This sparked speculation on Monday that the Five Star Movement, currently the number one party in Italy, may be losing traction ahead of the next general election, to be held at or before the end of the current legislature, in spring 2018.

The debacle of the Five Stars, who lost ground across the board and failed to make the runoffs in every major city in which they ran, breathed new life into both the center-left and center-right of the political spectrum in Italy.

"Over the past few years, the Five Stars have consistently come second and at times even first in opinion polls and elections alike," said Matteo Ricci, a leading figure from the ruling center-left Democratic Party.

According to recent opinion polls published on the TermometroPolitico (Political Thermometer) website, 30.1 percent of respondents favored the Five Star Movement, 26.1 percent opted for the Democratic Party, 13.2 percent liked Silvio Berlusconi's center-right Forza Italia, and 12.9 percent supported the rightwing, anti-immigrant Northern League.

Speaking in a televised morning news roundup on the party website, Ricci pointed out that "we've been in a tripolar framework for a while, and seeing the Five Stars collapse in every city in this way is surely the political takeaway from (Sunday's) election."

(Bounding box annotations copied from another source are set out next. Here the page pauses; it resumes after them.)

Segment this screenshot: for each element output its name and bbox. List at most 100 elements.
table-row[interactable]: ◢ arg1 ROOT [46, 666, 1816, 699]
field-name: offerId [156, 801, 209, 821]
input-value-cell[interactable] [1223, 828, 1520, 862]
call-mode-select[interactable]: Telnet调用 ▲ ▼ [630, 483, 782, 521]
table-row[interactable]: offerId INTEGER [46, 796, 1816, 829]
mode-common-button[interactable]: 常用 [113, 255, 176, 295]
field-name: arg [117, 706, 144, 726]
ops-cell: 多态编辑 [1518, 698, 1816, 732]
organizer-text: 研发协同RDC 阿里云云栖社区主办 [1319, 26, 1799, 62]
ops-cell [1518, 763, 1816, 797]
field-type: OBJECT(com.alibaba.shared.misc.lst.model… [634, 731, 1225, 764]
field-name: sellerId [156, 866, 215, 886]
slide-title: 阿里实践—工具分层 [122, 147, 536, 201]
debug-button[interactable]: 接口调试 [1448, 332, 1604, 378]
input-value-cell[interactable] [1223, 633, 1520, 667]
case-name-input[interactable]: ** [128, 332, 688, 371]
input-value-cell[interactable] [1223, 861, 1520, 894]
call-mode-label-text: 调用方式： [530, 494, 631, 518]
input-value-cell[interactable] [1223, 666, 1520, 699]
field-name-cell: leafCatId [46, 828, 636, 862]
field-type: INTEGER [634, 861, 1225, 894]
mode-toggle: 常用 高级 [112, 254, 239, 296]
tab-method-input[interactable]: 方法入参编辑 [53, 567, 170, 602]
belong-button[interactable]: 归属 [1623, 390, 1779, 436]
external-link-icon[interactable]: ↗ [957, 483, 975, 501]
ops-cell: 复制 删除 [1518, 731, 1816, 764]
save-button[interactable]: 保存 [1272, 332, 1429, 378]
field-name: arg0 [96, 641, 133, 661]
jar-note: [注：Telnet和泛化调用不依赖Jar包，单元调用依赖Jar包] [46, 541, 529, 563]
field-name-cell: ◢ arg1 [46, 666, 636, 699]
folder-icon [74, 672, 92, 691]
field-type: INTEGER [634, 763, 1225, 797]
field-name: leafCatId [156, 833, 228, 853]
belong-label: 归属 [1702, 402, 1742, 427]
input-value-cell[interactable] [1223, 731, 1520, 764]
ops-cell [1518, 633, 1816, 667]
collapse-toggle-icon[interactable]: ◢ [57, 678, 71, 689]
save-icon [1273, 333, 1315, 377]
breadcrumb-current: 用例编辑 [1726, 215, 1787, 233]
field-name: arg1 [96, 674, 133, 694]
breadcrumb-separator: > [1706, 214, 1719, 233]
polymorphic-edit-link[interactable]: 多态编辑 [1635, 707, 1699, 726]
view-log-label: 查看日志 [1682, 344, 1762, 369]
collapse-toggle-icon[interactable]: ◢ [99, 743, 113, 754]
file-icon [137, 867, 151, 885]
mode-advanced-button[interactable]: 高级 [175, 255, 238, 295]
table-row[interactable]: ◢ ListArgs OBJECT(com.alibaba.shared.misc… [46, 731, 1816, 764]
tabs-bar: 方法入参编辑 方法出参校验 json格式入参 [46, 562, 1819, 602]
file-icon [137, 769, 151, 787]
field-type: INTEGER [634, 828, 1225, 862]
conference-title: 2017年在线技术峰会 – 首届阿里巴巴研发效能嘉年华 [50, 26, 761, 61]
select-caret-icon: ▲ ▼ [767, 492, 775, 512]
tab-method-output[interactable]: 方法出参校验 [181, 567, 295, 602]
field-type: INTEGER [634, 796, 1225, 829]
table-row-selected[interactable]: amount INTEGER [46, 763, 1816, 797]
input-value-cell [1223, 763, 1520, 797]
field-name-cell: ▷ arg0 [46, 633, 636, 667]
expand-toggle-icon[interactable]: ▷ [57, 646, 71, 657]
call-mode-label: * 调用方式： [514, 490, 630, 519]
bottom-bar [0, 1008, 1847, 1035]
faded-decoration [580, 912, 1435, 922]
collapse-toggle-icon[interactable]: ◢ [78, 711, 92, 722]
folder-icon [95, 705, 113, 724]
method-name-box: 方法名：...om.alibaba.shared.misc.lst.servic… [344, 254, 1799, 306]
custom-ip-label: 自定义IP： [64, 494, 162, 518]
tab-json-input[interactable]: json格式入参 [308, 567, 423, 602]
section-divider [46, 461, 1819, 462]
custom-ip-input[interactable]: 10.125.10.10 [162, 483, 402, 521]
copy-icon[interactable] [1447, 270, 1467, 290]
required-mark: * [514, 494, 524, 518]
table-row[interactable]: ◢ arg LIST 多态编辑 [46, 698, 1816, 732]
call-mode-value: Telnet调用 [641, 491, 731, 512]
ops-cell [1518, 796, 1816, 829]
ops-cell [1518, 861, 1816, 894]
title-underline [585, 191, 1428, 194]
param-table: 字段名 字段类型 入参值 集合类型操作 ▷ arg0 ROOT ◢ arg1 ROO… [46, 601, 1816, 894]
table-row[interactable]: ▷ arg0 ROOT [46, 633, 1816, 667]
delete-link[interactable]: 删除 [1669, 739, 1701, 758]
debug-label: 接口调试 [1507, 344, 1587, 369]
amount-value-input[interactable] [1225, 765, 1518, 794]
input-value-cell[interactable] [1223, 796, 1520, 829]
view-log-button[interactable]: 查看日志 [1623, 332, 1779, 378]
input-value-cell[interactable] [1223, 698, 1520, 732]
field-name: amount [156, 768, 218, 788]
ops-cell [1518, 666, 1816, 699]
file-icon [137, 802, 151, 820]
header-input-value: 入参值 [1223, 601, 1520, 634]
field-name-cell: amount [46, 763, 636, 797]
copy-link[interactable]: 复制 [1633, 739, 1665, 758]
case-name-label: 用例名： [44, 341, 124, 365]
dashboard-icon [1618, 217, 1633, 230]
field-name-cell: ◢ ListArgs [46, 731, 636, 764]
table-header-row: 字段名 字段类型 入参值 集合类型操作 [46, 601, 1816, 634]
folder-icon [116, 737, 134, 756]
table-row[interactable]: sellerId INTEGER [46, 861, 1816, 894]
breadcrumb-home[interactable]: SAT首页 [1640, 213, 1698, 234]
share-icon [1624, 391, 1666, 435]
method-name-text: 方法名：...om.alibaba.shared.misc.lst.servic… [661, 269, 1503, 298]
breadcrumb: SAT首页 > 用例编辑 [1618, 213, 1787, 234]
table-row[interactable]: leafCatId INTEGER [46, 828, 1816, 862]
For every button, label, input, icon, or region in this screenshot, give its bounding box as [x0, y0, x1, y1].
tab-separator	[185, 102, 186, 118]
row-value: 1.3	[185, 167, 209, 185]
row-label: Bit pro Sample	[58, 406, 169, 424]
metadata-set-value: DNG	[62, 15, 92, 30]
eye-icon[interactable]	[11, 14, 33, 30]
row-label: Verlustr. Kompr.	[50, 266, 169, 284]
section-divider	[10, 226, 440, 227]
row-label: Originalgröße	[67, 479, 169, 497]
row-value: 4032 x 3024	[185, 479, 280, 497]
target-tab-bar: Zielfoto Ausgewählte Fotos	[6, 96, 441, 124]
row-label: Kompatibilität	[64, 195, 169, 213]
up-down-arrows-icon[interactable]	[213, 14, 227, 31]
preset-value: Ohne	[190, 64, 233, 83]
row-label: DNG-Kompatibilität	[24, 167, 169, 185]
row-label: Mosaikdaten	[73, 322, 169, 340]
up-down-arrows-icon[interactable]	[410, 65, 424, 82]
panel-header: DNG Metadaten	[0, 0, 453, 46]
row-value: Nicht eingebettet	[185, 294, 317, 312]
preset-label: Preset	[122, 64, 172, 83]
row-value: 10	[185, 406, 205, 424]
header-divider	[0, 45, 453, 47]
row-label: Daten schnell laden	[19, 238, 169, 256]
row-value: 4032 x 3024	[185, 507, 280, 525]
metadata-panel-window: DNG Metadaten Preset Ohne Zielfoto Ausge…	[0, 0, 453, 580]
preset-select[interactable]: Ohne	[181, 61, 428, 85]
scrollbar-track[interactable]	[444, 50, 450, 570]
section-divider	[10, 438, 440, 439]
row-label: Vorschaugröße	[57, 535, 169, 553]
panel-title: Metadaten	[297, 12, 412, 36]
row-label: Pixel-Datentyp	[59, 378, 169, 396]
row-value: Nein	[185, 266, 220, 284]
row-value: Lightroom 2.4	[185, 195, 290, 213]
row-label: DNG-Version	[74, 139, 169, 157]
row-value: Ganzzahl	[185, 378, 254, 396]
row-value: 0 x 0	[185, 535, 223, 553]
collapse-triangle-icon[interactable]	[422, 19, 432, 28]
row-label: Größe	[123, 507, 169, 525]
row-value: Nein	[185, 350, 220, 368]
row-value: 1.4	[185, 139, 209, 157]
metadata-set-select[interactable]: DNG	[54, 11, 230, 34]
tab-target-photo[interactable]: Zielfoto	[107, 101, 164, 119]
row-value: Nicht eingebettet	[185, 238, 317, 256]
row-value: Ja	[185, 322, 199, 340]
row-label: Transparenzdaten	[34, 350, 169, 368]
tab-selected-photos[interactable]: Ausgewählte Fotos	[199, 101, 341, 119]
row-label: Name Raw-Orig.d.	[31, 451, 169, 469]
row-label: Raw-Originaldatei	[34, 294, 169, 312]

He ascribed this defeat to the "daily incapacity" of Rome Mayor Virginia Raggi, whose administration has been plagued by scandals and resignations since day one of her tenure, and of Mayor Chiara Appendino in Turin, where over 1,000 people were wounded in a stampede during a public screening of the UEFA Champions League Final on June 3.

While Italian media headlines unanimously spoke of the Five Star "defeat", "failure", and "flop", its leader, comedian Beppe Grillo, chose to see victory where others saw a fiasco.

"We have grown in all the cities in which we ran," Grillo wrote on his blog, which is where the Five Star Movement conducts its political business. These results point to a slow but inexorable growth," Grillo wrote.

A former Five Star member begged to differ.

The Movement is "incapable of self-criticism" and Grillo's justifications for the debacle are "outside the bounds of reality", said Federico Pizzarotti, the incumbent mayor of the northern city of Parma.

In 2012, Pizzarotti was the first Five Star candidate to conquer a provincial capital. Grillo suspended him in 2016 when he was probed for abuse of office. Pizzarotti was cleared, and left the Movement that same year.

In Grillo's native city of Genoa, a center-right coalition of the Northern League and Forza Italia garnered 36.34 percent of the vote, against just over 32 percent for a center-left alliance led by the Democratic Party and 17.47 percent for the Five Star Movement.

Northern League chief Matteo Salvini told public broadcaster RAI News24 that the real loser in Sunday's election was not Grillo, but the Democratic Party led by former premier Matteo Renzi.

"The Democratic Party is the big loser here," Salvini said. "Renzi has lost millions of votes along the way and dozens of mayors -- he treats Italians like sheep."

The turnout on Sunday was 60.07 percent of 9.2 million voters in 1,004 municipalities from North to South, according to Interior Ministry figures.

A runoff vote is to be held on June 25.